Departing from the conventional opaque retail box, the department store design explores a layered transparency that will allow visual interaction between the store interiors and the city as in a net curtain. This is achieved through a double layered skin with a lace-like pattern applied to both layers. This membrane will act like a veil to the department store as well as a sun shading device to the interiors. The moiré lace not only acts as a technical device, allowing for programmatic flexibility in the interiors whilst opening them to views and natural light, but it also will resonate, with the cultural and historical context of the city as well as with the tenant's brand: John Lewis.

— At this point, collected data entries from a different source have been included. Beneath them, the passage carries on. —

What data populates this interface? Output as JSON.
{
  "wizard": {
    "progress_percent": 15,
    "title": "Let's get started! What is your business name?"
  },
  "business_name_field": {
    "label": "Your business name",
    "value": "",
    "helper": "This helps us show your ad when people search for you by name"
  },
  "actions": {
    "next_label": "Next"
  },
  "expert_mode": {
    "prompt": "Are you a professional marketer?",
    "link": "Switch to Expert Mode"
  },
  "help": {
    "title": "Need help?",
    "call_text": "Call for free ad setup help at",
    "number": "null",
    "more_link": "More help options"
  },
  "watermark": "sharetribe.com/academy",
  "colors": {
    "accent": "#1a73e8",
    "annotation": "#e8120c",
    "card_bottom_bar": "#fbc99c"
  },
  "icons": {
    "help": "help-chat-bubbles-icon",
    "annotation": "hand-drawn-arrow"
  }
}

The lace pattern draws on the rich history of Leicester City and John Lewis itself in respect to textile manufacturing and hosiery, and the large Asian population in Leicester.
In order that the glass curtain wall achieves a textile affective quality, the lace pattern is built as a combination of four basic templates that vary in density but always meet at the edges in identical ways. This allows for provision of different degrees of opacity to the interiors as well as giving an appearance of non-repetitive and seamless fabric. In order to establish synergy between the cinema and department store, the concept of fabric is extended to the Cineplex. The Cineplex is a blank envelope enclosing 12 screens with no requirement of any daylight to the interiors, except in the areas of lobbies. The enclosing skin is designed as an opaque stainless steel rain screen which is treated in mirror finish and pleated at different scales to diff use the large volume into a series of smaller reflective surfaces, animating the blank volume.